Ната стояла перед зеркалом, чья серебряная рама закручивалась в форме двух бодающихся козлов. Из стеклянных глубин на нее печально взирали три белых офицера, некогда застрелившихся перед этим зеркалом из одного револьвера, который валялся здесь же, у их ног. Вихрова злилась и шипела на офицеров, чтобы они не маячили. У нее уже второй день чесался подбородок, и она хотела понять, не вскочило ли на нем что-нибудь.
Однако офицеры не уходили. Один – совсем молоденький подпоручик с запекшейся на виске кровавой запятой – подавал Нате умоляющие знаки, точно пытаясь сообщить ей нечто важное. Остальные двое не двигались и только смотрели. Однако Вихрова не расположена была беседовать с неприкаянными духами.
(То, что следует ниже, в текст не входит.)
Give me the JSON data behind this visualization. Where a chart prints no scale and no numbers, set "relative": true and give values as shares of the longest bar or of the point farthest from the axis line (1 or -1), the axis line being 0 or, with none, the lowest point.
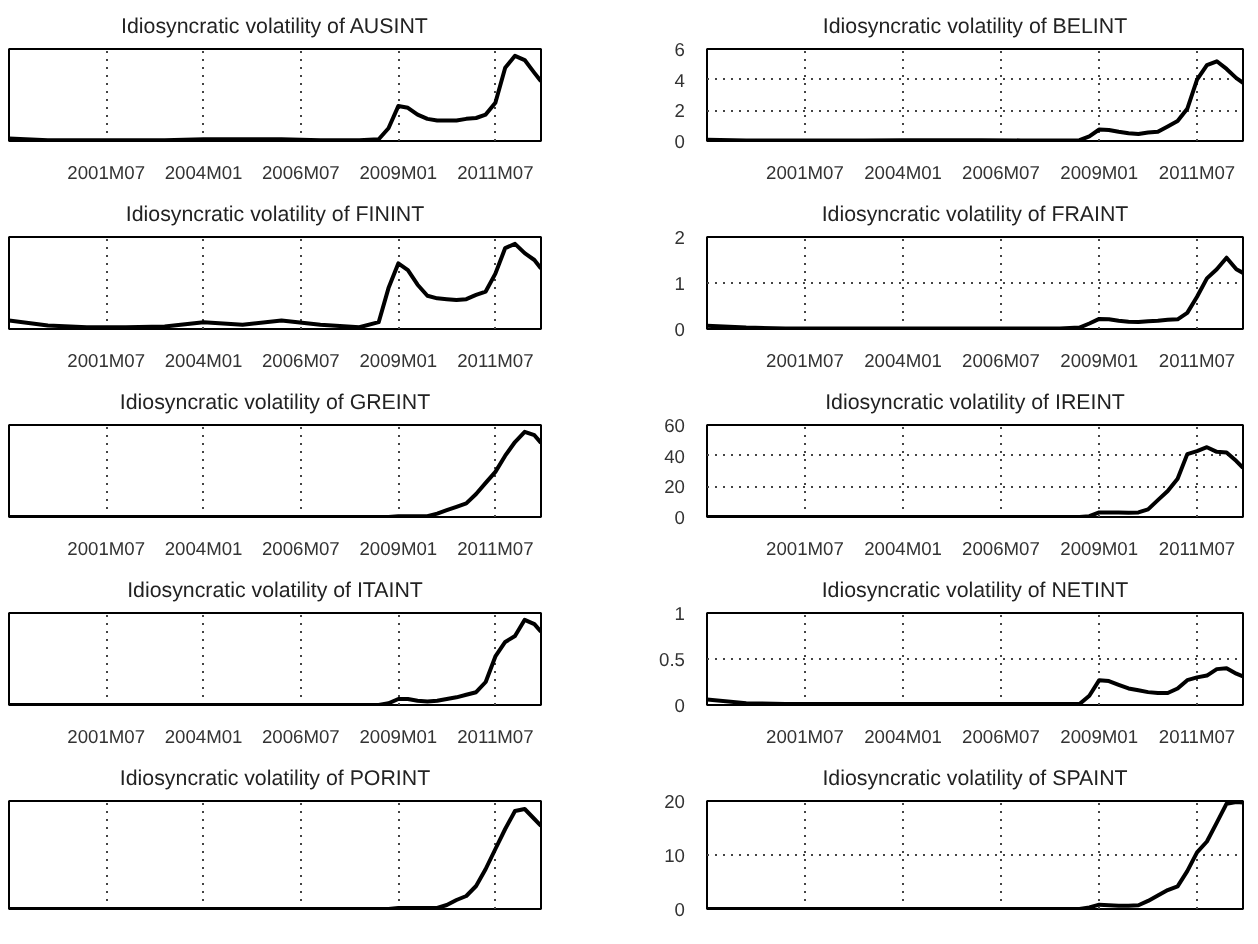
{
  "chart_data": [
    {
      "type": "line",
      "title": "Idiosyncratic volatility of AUSINT",
      "relative": true,
      "tick_labels": "x",
      "grid": "x",
      "color": "#000000",
      "x": [
        "1999-01",
        "2000-01",
        "2001-01",
        "2002-01",
        "2003-01",
        "2004-01",
        "2005-01",
        "2006-01",
        "2007-01",
        "2008-01",
        "2008-07",
        "2008-10",
        "2009-01",
        "2009-04",
        "2009-07",
        "2009-10",
        "2010-01",
        "2010-04",
        "2010-07",
        "2010-10",
        "2011-01",
        "2011-04",
        "2011-07",
        "2011-10",
        "2012-01",
        "2012-04",
        "2012-07",
        "2012-09"
      ],
      "values": [
        0.03,
        0.01,
        0.01,
        0.01,
        0.01,
        0.02,
        0.02,
        0.02,
        0.01,
        0.01,
        0.02,
        0.15,
        0.41,
        0.39,
        0.31,
        0.26,
        0.24,
        0.24,
        0.24,
        0.26,
        0.27,
        0.31,
        0.45,
        0.86,
        1.0,
        0.95,
        0.8,
        0.7
      ],
      "xlim": [
        "1999-01",
        "2012-09"
      ],
      "xticks": [
        {
          "value": "2001-07",
          "label": "2001M07"
        },
        {
          "value": "2004-01",
          "label": "2004M01"
        },
        {
          "value": "2006-07",
          "label": "2006M07"
        },
        {
          "value": "2009-01",
          "label": "2009M01"
        },
        {
          "value": "2011-07",
          "label": "2011M07"
        }
      ]
    },
    {
      "type": "line",
      "title": "Idiosyncratic volatility of BELINT",
      "grid": true,
      "color": "#000000",
      "x": [
        "1999-01",
        "2000-01",
        "2001-01",
        "2002-01",
        "2003-01",
        "2004-01",
        "2005-01",
        "2006-01",
        "2007-01",
        "2008-01",
        "2008-07",
        "2008-10",
        "2009-01",
        "2009-04",
        "2009-07",
        "2009-10",
        "2010-01",
        "2010-04",
        "2010-07",
        "2010-10",
        "2011-01",
        "2011-04",
        "2011-07",
        "2011-10",
        "2012-01",
        "2012-04",
        "2012-07",
        "2012-09"
      ],
      "values": [
        0.08,
        0.04,
        0.03,
        0.03,
        0.03,
        0.05,
        0.05,
        0.05,
        0.04,
        0.03,
        0.05,
        0.3,
        0.75,
        0.72,
        0.6,
        0.5,
        0.45,
        0.55,
        0.6,
        0.95,
        1.3,
        2.1,
        4.0,
        4.95,
        5.2,
        4.7,
        4.1,
        3.8
      ],
      "xlim": [
        "1999-01",
        "2012-09"
      ],
      "xticks": [
        {
          "value": "2001-07",
          "label": "2001M07"
        },
        {
          "value": "2004-01",
          "label": "2004M01"
        },
        {
          "value": "2006-07",
          "label": "2006M07"
        },
        {
          "value": "2009-01",
          "label": "2009M01"
        },
        {
          "value": "2011-07",
          "label": "2011M07"
        }
      ],
      "ylim": [
        0,
        6
      ],
      "yticks": [
        0,
        2,
        4,
        6
      ]
    },
    {
      "type": "line",
      "title": "Idiosyncratic volatility of FININT",
      "relative": true,
      "tick_labels": "x",
      "grid": "x",
      "color": "#000000",
      "x": [
        "1999-01",
        "2000-01",
        "2001-01",
        "2002-01",
        "2003-01",
        "2004-01",
        "2005-01",
        "2006-01",
        "2007-01",
        "2008-01",
        "2008-07",
        "2008-10",
        "2009-01",
        "2009-04",
        "2009-07",
        "2009-10",
        "2010-01",
        "2010-04",
        "2010-07",
        "2010-10",
        "2011-01",
        "2011-04",
        "2011-07",
        "2011-10",
        "2012-01",
        "2012-04",
        "2012-07",
        "2012-09"
      ],
      "values": [
        0.1,
        0.04,
        0.02,
        0.02,
        0.03,
        0.08,
        0.05,
        0.1,
        0.05,
        0.02,
        0.08,
        0.48,
        0.77,
        0.69,
        0.52,
        0.39,
        0.36,
        0.35,
        0.34,
        0.35,
        0.4,
        0.44,
        0.65,
        0.95,
        1.0,
        0.89,
        0.81,
        0.71
      ],
      "xlim": [
        "1999-01",
        "2012-09"
      ],
      "xticks": [
        {
          "value": "2001-07",
          "label": "2001M07"
        },
        {
          "value": "2004-01",
          "label": "2004M01"
        },
        {
          "value": "2006-07",
          "label": "2006M07"
        },
        {
          "value": "2009-01",
          "label": "2009M01"
        },
        {
          "value": "2011-07",
          "label": "2011M07"
        }
      ]
    },
    {
      "type": "line",
      "title": "Idiosyncratic volatility of FRAINT",
      "grid": true,
      "color": "#000000",
      "x": [
        "1999-01",
        "2000-01",
        "2001-01",
        "2002-01",
        "2003-01",
        "2004-01",
        "2005-01",
        "2006-01",
        "2007-01",
        "2008-01",
        "2008-07",
        "2008-10",
        "2009-01",
        "2009-04",
        "2009-07",
        "2009-10",
        "2010-01",
        "2010-04",
        "2010-07",
        "2010-10",
        "2011-01",
        "2011-04",
        "2011-07",
        "2011-10",
        "2012-01",
        "2012-04",
        "2012-07",
        "2012-09"
      ],
      "values": [
        0.07,
        0.03,
        0.01,
        0.01,
        0.01,
        0.01,
        0.01,
        0.01,
        0.01,
        0.01,
        0.03,
        0.12,
        0.22,
        0.21,
        0.18,
        0.16,
        0.15,
        0.17,
        0.18,
        0.2,
        0.21,
        0.35,
        0.7,
        1.1,
        1.3,
        1.55,
        1.3,
        1.22
      ],
      "xlim": [
        "1999-01",
        "2012-09"
      ],
      "xticks": [
        {
          "value": "2001-07",
          "label": "2001M07"
        },
        {
          "value": "2004-01",
          "label": "2004M01"
        },
        {
          "value": "2006-07",
          "label": "2006M07"
        },
        {
          "value": "2009-01",
          "label": "2009M01"
        },
        {
          "value": "2011-07",
          "label": "2011M07"
        }
      ],
      "ylim": [
        0,
        2
      ],
      "yticks": [
        0,
        1,
        2
      ]
    },
    {
      "type": "line",
      "title": "Idiosyncratic volatility of GREINT",
      "relative": true,
      "tick_labels": "x",
      "grid": "x",
      "color": "#000000",
      "x": [
        "1999-01",
        "2000-01",
        "2001-01",
        "2002-01",
        "2003-01",
        "2004-01",
        "2005-01",
        "2006-01",
        "2007-01",
        "2008-01",
        "2008-07",
        "2008-10",
        "2009-01",
        "2009-04",
        "2009-07",
        "2009-10",
        "2010-01",
        "2010-04",
        "2010-07",
        "2010-10",
        "2011-01",
        "2011-04",
        "2011-07",
        "2011-10",
        "2012-01",
        "2012-04",
        "2012-07",
        "2012-09"
      ],
      "values": [
        0,
        0,
        0,
        0,
        0,
        0,
        0,
        0,
        0,
        0,
        0,
        0,
        0.01,
        0.01,
        0.01,
        0.01,
        0.04,
        0.08,
        0.12,
        0.16,
        0.27,
        0.4,
        0.53,
        0.72,
        0.88,
        1.0,
        0.96,
        0.87
      ],
      "xlim": [
        "1999-01",
        "2012-09"
      ],
      "xticks": [
        {
          "value": "2001-07",
          "label": "2001M07"
        },
        {
          "value": "2004-01",
          "label": "2004M01"
        },
        {
          "value": "2006-07",
          "label": "2006M07"
        },
        {
          "value": "2009-01",
          "label": "2009M01"
        },
        {
          "value": "2011-07",
          "label": "2011M07"
        }
      ]
    },
    {
      "type": "line",
      "title": "Idiosyncratic volatility of IREINT",
      "grid": true,
      "color": "#000000",
      "x": [
        "1999-01",
        "2000-01",
        "2001-01",
        "2002-01",
        "2003-01",
        "2004-01",
        "2005-01",
        "2006-01",
        "2007-01",
        "2008-01",
        "2008-07",
        "2008-10",
        "2009-01",
        "2009-04",
        "2009-07",
        "2009-10",
        "2010-01",
        "2010-04",
        "2010-07",
        "2010-10",
        "2011-01",
        "2011-04",
        "2011-07",
        "2011-10",
        "2012-01",
        "2012-04",
        "2012-07",
        "2012-09"
      ],
      "values": [
        0,
        0,
        0,
        0,
        0,
        0,
        0,
        0,
        0,
        0,
        0,
        0.5,
        3,
        3,
        3,
        2.8,
        3,
        5,
        11,
        17,
        25,
        41,
        43,
        45.5,
        42.5,
        42,
        36.5,
        32
      ],
      "xlim": [
        "1999-01",
        "2012-09"
      ],
      "xticks": [
        {
          "value": "2001-07",
          "label": "2001M07"
        },
        {
          "value": "2004-01",
          "label": "2004M01"
        },
        {
          "value": "2006-07",
          "label": "2006M07"
        },
        {
          "value": "2009-01",
          "label": "2009M01"
        },
        {
          "value": "2011-07",
          "label": "2011M07"
        }
      ],
      "ylim": [
        0,
        60
      ],
      "yticks": [
        0,
        20,
        40,
        60
      ]
    },
    {
      "type": "line",
      "title": "Idiosyncratic volatility of ITAINT",
      "relative": true,
      "tick_labels": "x",
      "grid": "x",
      "color": "#000000",
      "x": [
        "1999-01",
        "2000-01",
        "2001-01",
        "2002-01",
        "2003-01",
        "2004-01",
        "2005-01",
        "2006-01",
        "2007-01",
        "2008-01",
        "2008-07",
        "2008-10",
        "2009-01",
        "2009-04",
        "2009-07",
        "2009-10",
        "2010-01",
        "2010-04",
        "2010-07",
        "2010-10",
        "2011-01",
        "2011-04",
        "2011-07",
        "2011-10",
        "2012-01",
        "2012-04",
        "2012-07",
        "2012-09"
      ],
      "values": [
        0,
        0,
        0,
        0,
        0,
        0,
        0,
        0,
        0,
        0,
        0,
        0.02,
        0.07,
        0.07,
        0.05,
        0.04,
        0.05,
        0.07,
        0.09,
        0.12,
        0.15,
        0.27,
        0.57,
        0.74,
        0.81,
        1.0,
        0.95,
        0.86
      ],
      "xlim": [
        "1999-01",
        "2012-09"
      ],
      "xticks": [
        {
          "value": "2001-07",
          "label": "2001M07"
        },
        {
          "value": "2004-01",
          "label": "2004M01"
        },
        {
          "value": "2006-07",
          "label": "2006M07"
        },
        {
          "value": "2009-01",
          "label": "2009M01"
        },
        {
          "value": "2011-07",
          "label": "2011M07"
        }
      ]
    },
    {
      "type": "line",
      "title": "Idiosyncratic volatility of NETINT",
      "grid": true,
      "color": "#000000",
      "x": [
        "1999-01",
        "2000-01",
        "2001-01",
        "2002-01",
        "2003-01",
        "2004-01",
        "2005-01",
        "2006-01",
        "2007-01",
        "2008-01",
        "2008-07",
        "2008-10",
        "2009-01",
        "2009-04",
        "2009-07",
        "2009-10",
        "2010-01",
        "2010-04",
        "2010-07",
        "2010-10",
        "2011-01",
        "2011-04",
        "2011-07",
        "2011-10",
        "2012-01",
        "2012-04",
        "2012-07",
        "2012-09"
      ],
      "values": [
        0.06,
        0.02,
        0.01,
        0.01,
        0.01,
        0.01,
        0.01,
        0.01,
        0.01,
        0.01,
        0.01,
        0.1,
        0.27,
        0.26,
        0.22,
        0.18,
        0.16,
        0.14,
        0.13,
        0.13,
        0.18,
        0.27,
        0.3,
        0.32,
        0.39,
        0.4,
        0.34,
        0.31
      ],
      "xlim": [
        "1999-01",
        "2012-09"
      ],
      "xticks": [
        {
          "value": "2001-07",
          "label": "2001M07"
        },
        {
          "value": "2004-01",
          "label": "2004M01"
        },
        {
          "value": "2006-07",
          "label": "2006M07"
        },
        {
          "value": "2009-01",
          "label": "2009M01"
        },
        {
          "value": "2011-07",
          "label": "2011M07"
        }
      ],
      "ylim": [
        0,
        1
      ],
      "yticks": [
        0,
        0.5,
        1
      ]
    },
    {
      "type": "line",
      "title": "Idiosyncratic volatility of PORINT",
      "relative": true,
      "tick_labels": false,
      "grid": "x",
      "color": "#000000",
      "x": [
        "1999-01",
        "2000-01",
        "2001-01",
        "2002-01",
        "2003-01",
        "2004-01",
        "2005-01",
        "2006-01",
        "2007-01",
        "2008-01",
        "2008-07",
        "2008-10",
        "2009-01",
        "2009-04",
        "2009-07",
        "2009-10",
        "2010-01",
        "2010-04",
        "2010-07",
        "2010-10",
        "2011-01",
        "2011-04",
        "2011-07",
        "2011-10",
        "2012-01",
        "2012-04",
        "2012-07",
        "2012-09"
      ],
      "values": [
        0,
        0,
        0,
        0,
        0,
        0,
        0,
        0,
        0,
        0,
        0,
        0,
        0.01,
        0.01,
        0.01,
        0.01,
        0.01,
        0.04,
        0.09,
        0.13,
        0.23,
        0.4,
        0.6,
        0.8,
        0.98,
        1.0,
        0.9,
        0.83
      ],
      "xlim": [
        "1999-01",
        "2012-09"
      ],
      "xticks": [
        {
          "value": "2001-07",
          "label": null
        },
        {
          "value": "2004-01",
          "label": null
        },
        {
          "value": "2006-07",
          "label": null
        },
        {
          "value": "2009-01",
          "label": null
        },
        {
          "value": "2011-07",
          "label": null
        }
      ]
    },
    {
      "type": "line",
      "title": "Idiosyncratic volatility of SPAINT",
      "tick_labels": "y",
      "grid": true,
      "color": "#000000",
      "x": [
        "1999-01",
        "2000-01",
        "2001-01",
        "2002-01",
        "2003-01",
        "2004-01",
        "2005-01",
        "2006-01",
        "2007-01",
        "2008-01",
        "2008-07",
        "2008-10",
        "2009-01",
        "2009-04",
        "2009-07",
        "2009-10",
        "2010-01",
        "2010-04",
        "2010-07",
        "2010-10",
        "2011-01",
        "2011-04",
        "2011-07",
        "2011-10",
        "2012-01",
        "2012-04",
        "2012-07",
        "2012-09"
      ],
      "values": [
        0,
        0,
        0,
        0,
        0,
        0,
        0,
        0,
        0,
        0,
        0,
        0.3,
        0.8,
        0.7,
        0.6,
        0.6,
        0.7,
        1.5,
        2.5,
        3.5,
        4.2,
        7,
        10.5,
        12.5,
        16,
        19.5,
        19.8,
        19.7
      ],
      "xlim": [
        "1999-01",
        "2012-09"
      ],
      "xticks": [
        {
          "value": "2001-07",
          "label": null
        },
        {
          "value": "2004-01",
          "label": null
        },
        {
          "value": "2006-07",
          "label": null
        },
        {
          "value": "2009-01",
          "label": null
        },
        {
          "value": "2011-07",
          "label": null
        }
      ],
      "ylim": [
        0,
        20
      ],
      "yticks": [
        0,
        10,
        20
      ]
    }
  ]
}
– Ну разве я не хороша? – спросила она у самой себя и сама себе ответила: – Да, будем откровенны: внешность заурядная. Но что это меняет? Всякой женщине нужна прежде всего норка, все, что в норке, и хотя бы немного личного счастья… Не так ли? Допустим даже не так, но опять же: что это меняет?
Ната пристально всмотрелась в зеркало и, поморщившись, подозвала Мошкина.
– Эй! Поди сюда! – велела она – У меня что-нибудь есть на подбородке?